Je ne sais pas par quoi commencer… Je ne sais pas…Je m’étais déjà posé la question pour Opéraporno : comment énoncer mes remarques sans cela soit blessant ou gratuit ? Je ne compare pas le spectacle de Pierre Guillois avec celui de Wajdi Mouawad, tout simplement parce que je connais un peu mieux le travail du directeur de la Colline et que ça n’a tout simplement rien à voir. En fait, je suis d’autant désappointé par Wajdi Mouawad que j’en attendais énormément après la merveille « Tous des oiseaux ». Déçu par l’écriture, la direction d’acteurs, les acteurs eux-mêmes… Comme s’ils avaient manqué de temps pour tout faire.

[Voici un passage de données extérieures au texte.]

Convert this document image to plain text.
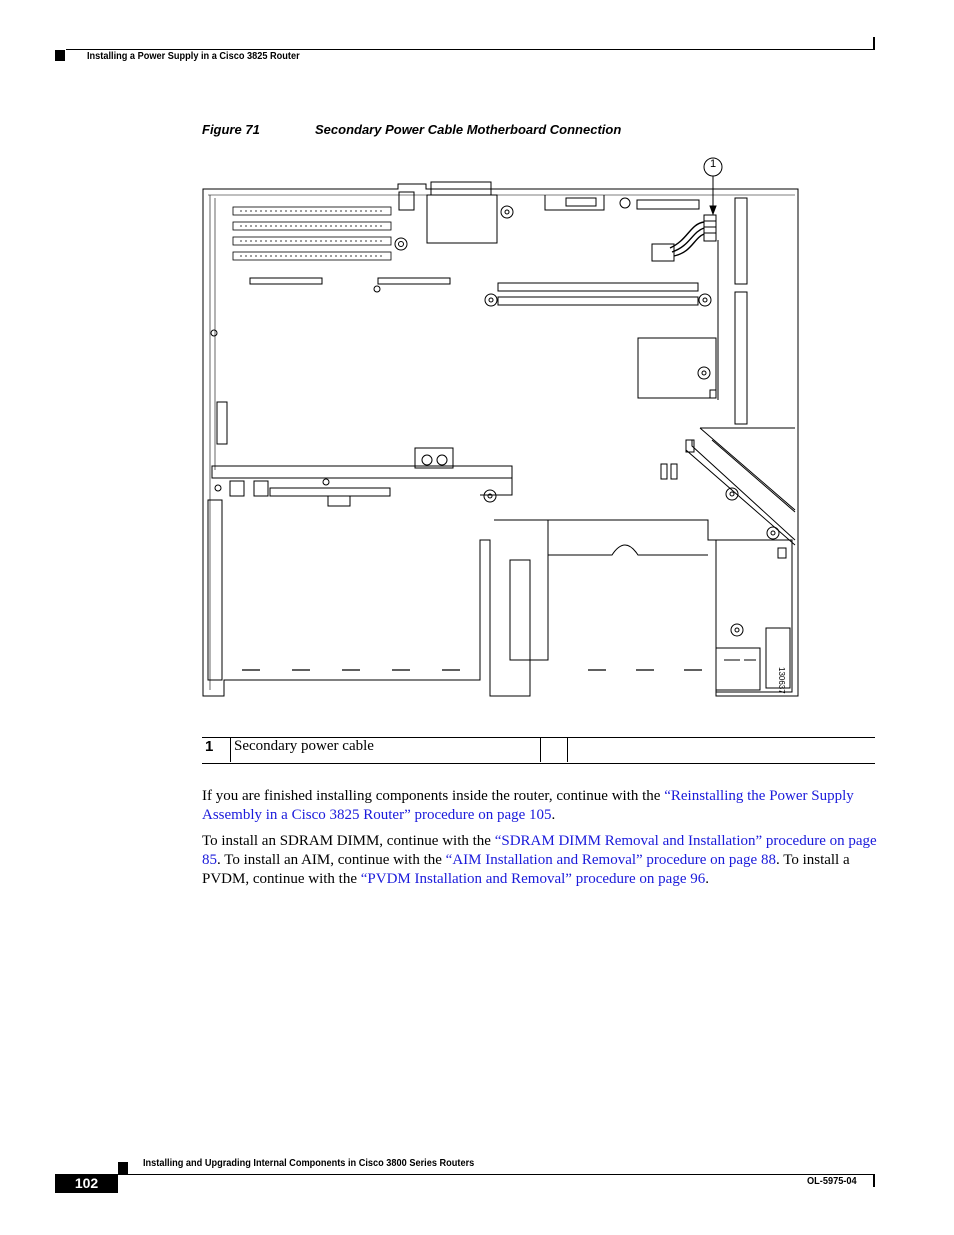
Installing a Power Supply in a Cisco 3825 Router
Figure 71	Secondary Power Cable Motherboard Connection
1
130637
1	Secondary power cable		

If you are finished installing components inside the router, continue with the “Reinstalling the Power Supply Assembly in a Cisco 3825 Router” procedure on page 105.

To install an SDRAM DIMM, continue with the “SDRAM DIMM Removal and Installation” procedure on page 85. To install an AIM, continue with the “AIM Installation and Removal” procedure on page 88. To install a PVDM, continue with the “PVDM Installation and Removal” procedure on page 96.

Installing and Upgrading Internal Components in Cisco 3800 Series Routers
102	OL-5975-04
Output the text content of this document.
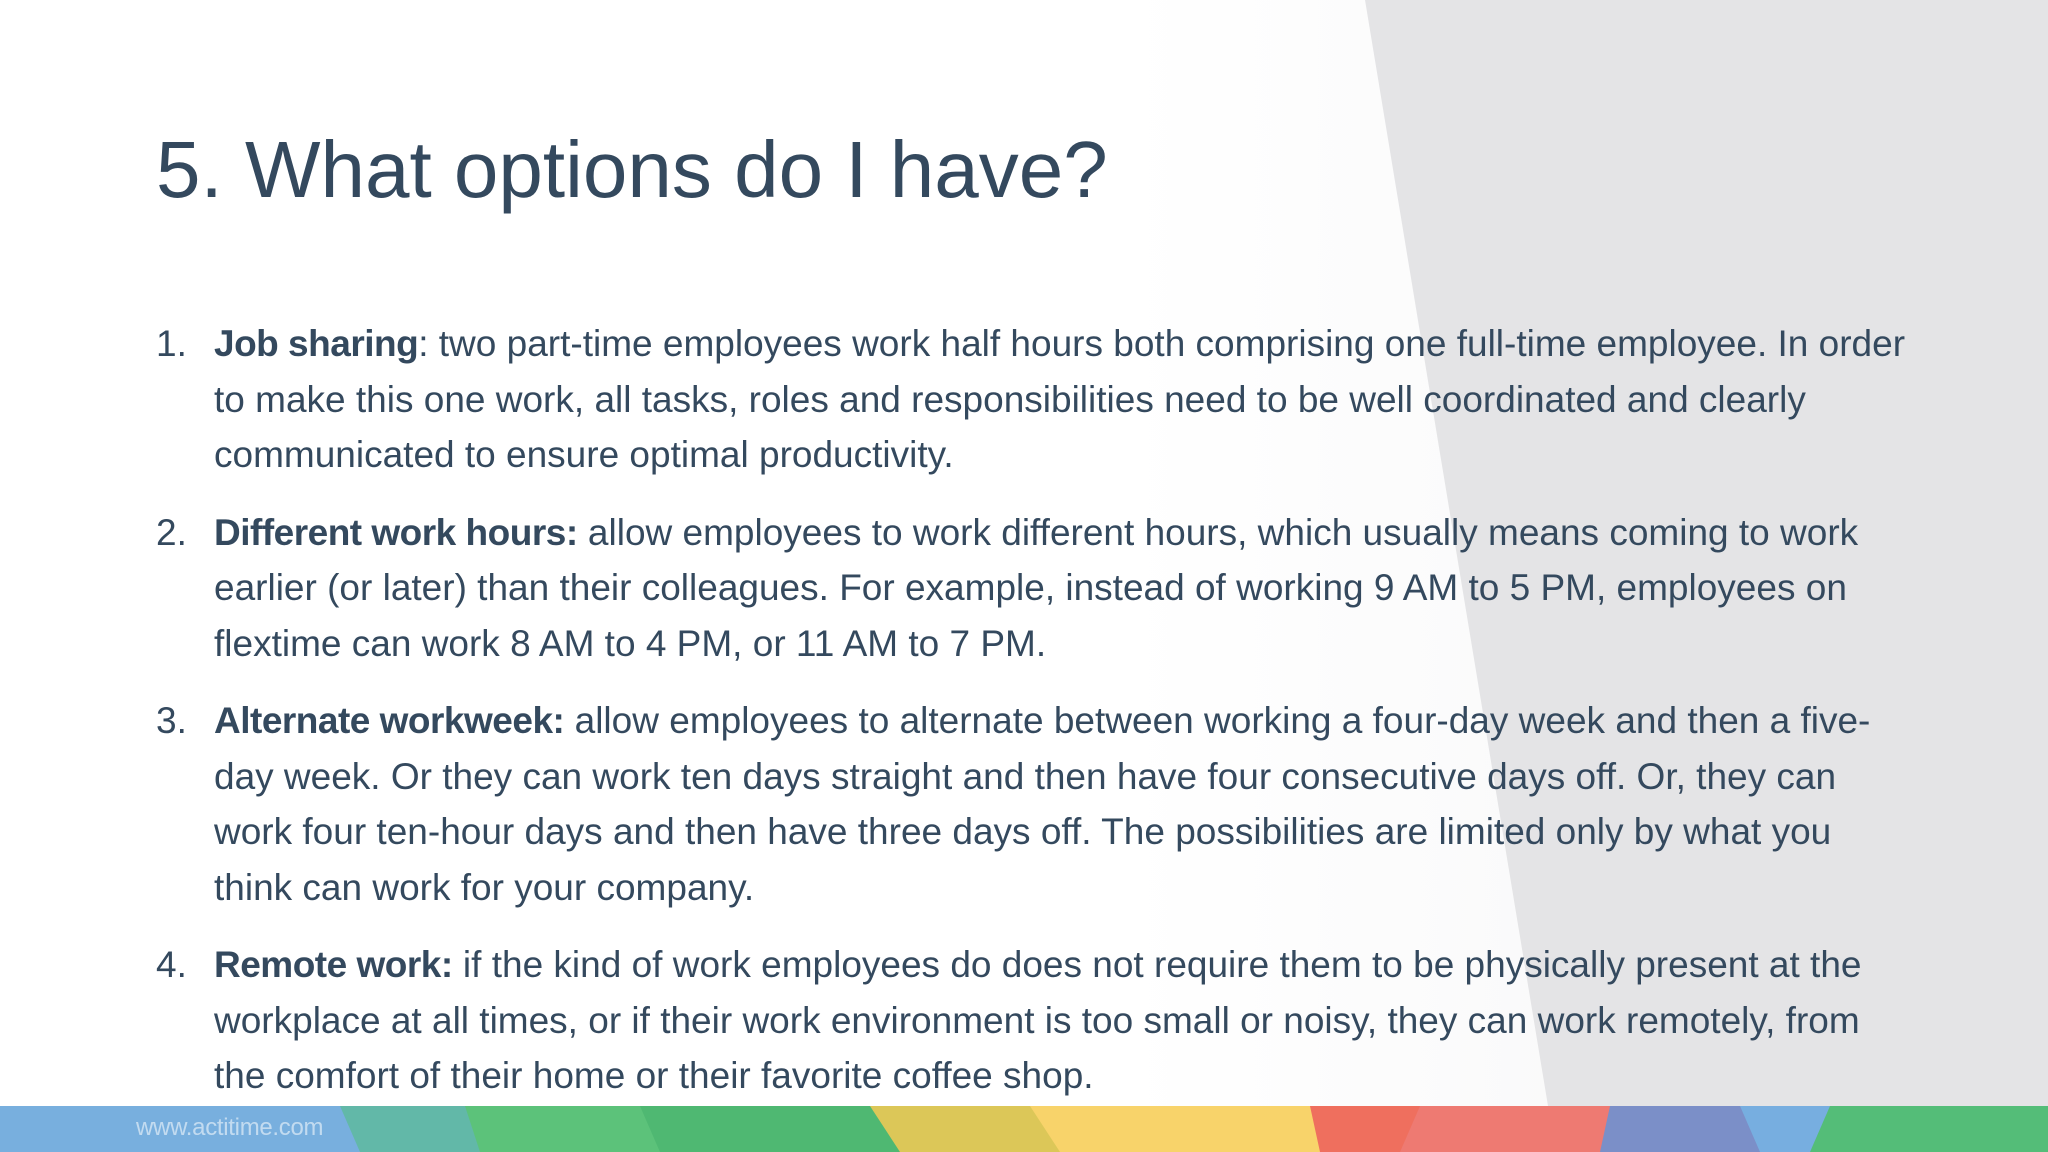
5. What options do I have?
1. Job sharing: two part-time employees work half hours both comprising one full-time employee. In order to make this one work, all tasks, roles and responsibilities need to be well coordinated and clearly communicated to ensure optimal productivity.
2. Different work hours: allow employees to work different hours, which usually means coming to work earlier (or later) than their colleagues. For example, instead of working 9 AM to 5 PM, employees on flextime can work 8 AM to 4 PM, or 11 AM to 7 PM.
3. Alternate workweek: allow employees to alternate between working a four-day week and then a five-day week. Or they can work ten days straight and then have four consecutive days off. Or, they can work four ten-hour days and then have three days off. The possibilities are limited only by what you think can work for your company.
4. Remote work: if the kind of work employees do does not require them to be physically present at the workplace at all times, or if their work environment is too small or noisy, they can work remotely, from the comfort of their home or their favorite coffee shop.
www.actitime.com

Pour les acteurs, j’ai un peu fait mes devoirs et je me suis aperçu que j’en avais déjà vu certains dans le spectacle « 60°Nord » au CNSAD en 2016 et que j’avais déjà été déçu par cette promotion que j’avais trouvé en grande partie fade (c’est très méchant ce que je viens d’écrire… en cherchant bien, vous pouvez trouver mon texte sur ce spectacle, un des tout premiers que j’avais écrits pour ce blog, avant que le blog n’existe, c’est dire…). Alors je ne sais pas, mais je me dis qu’à ce niveau-là, je ne dis pas qu’on doit trouver uniquement des bêtes de scène, mais en tout cas une qualité de jeu, des nuances que j’ai eu du mal à percevoir. Si je dois retenir certains visages, j’en citerai deux : Jade Fortineau et Etienne Lou. Ce dernier, peut-être aidé par le capital sympathie de son accent québécois et des mots qui vont avec, a su garder une fraîcheur et surtout un naturel dans son jeu. La scène autour de la table, dans laquelle on les voit réagir à la mort de Victoire est assez significative. Ils sont dix-huit et on voit dix-huit façons de montrer la tristesse. Ça crie, ça s’énerve, c’est articifiel : « Putain, c’est pas vrai » dit un des comédiens avec la mine renfrognée, les poings serrés qu’il gardera pendant tout le reste de la pièce jusqu’aux saluts. La question est : Pourquoi dix-huit comédiens, là où la moitié aurait permis à chacun de briller, de respirer et surtout d’avoir un vrai personnage à défendre, car c’est là où le bât blesse. (oui, je sais, c’est la promo d’un cours de théâtre, mais justement, on fait ce qu’on veut, si on veut qu’ils soient neuf, ben ils sont neuf !) Au début de la pièce, une des comédiennes explique comment elle aurait été embauchée par Wajdi Mouawad et que ce dernier l’aurait avertie qu’il n’aurait peut-être pas le temps de lui écrire un vrai rôle. Et c’est là le problème, pour la plupart, on voit des clichés de personnages. Et quand on tente d’inventer un background à ceux-ci, une origine étrangère, un conflit avec la disparue, on n’y croit pas et ça tombe comme un cheveu au milieu de la soupe.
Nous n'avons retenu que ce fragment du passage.